Um pouco de tempo passado a semear joio, queridos amigos jovens,
produzirá uma colheita que lhes fará amarga a vida inteira; uma
hora de irreflexão - o ceder uma vez à tentação - pode lhes desviar
todo o curso da vida para uma direção errada. Não podem ser jovens
senão uma vez; tornem útil essa juventude. Uma vez passado o caminho,
não poderão retroceder para retificar os erros cometidos. Aquele
que se recusa a ligar-se a Deus, colocando-se no caminho da tentação,
há de infalivelmente cair. Deus está provando cada jovem. Mensagens
aos Jovens, pág. 429.
A sensualidade é o pecado da época. A religião de Cristo, porém,
manterá as linhas de controle sobre todas as espécies de liberdade
ilegal; os poderes morais manterão as linhas de controle sobre cada
pensamento, palavra e ato. O engano não será encontrado nos lábios
do verdadeiro cristão. Não condescenderá com nenhum pensamento impuro,
palavra alguma pronunciada que se aproxime da sensualidade, nenhum
ato que tenha a menor aparência do mal.
Não procurem saber quão perto podem andar à beira do precipício
e todavia estar seguros. Evitem a primeira aproximação ao perigo.
Não se pode brincar com os interesses da alma. Seu capital é seu
caráter. Acariciem-no, como fariam a um áureo tesouro.
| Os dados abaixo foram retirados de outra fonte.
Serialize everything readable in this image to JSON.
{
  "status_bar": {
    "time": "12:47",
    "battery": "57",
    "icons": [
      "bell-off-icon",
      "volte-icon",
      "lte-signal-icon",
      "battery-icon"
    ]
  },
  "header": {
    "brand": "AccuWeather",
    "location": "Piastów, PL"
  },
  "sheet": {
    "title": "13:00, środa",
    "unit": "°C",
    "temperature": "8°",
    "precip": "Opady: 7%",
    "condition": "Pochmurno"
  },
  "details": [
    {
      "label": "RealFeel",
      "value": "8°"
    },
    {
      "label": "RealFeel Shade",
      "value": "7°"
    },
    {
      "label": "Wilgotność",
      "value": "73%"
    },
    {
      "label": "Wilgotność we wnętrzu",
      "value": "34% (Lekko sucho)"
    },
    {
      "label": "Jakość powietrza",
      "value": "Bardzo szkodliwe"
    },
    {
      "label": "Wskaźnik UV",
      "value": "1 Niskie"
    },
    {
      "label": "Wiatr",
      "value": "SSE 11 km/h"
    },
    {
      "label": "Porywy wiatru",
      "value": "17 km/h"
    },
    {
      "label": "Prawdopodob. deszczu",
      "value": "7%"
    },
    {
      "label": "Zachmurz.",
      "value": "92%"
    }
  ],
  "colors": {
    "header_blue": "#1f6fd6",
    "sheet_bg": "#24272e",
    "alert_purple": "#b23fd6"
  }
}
A pureza
moral, o respeito próprio,o forte poder da resistência têm de ser
acariciado firme e constantemente. Medicina e Salvação, págs. 142
e 143.
Toda paixão não santificada deve ser mantida sob o domínio da razão
santificada através da graça que Deus outorga abundantemente em
cada emergência. Porém, que não se crie uma emergência, que não
haja ato voluntário que coloque alguém onde será assaltado pela
tentação, nem dê o menor motivo para que outros o achem culpado
de imprudência. Carta 18, 1891.
Enquanto a vida durar, há necessidade de resguardar as afeições
e paixões com firme propósito. Há corrupção interior, há tentações
exteriores, e sempre que a obra de Deus deve avançar, Satanás traça
um plano para dispor das circunstâncias para que a tentação venha
com força opressora sobre a alma. Em nenhum momento podemos estar
seguros, a menos que confiemos em Deus, e nossa vida esteja oculta
com Cristo em Deus. The Seventh-day Adventist Bible Commentary,
vol. 2, pág. 1.032.
Segundo parece, William está completamente apaixonado por Carol.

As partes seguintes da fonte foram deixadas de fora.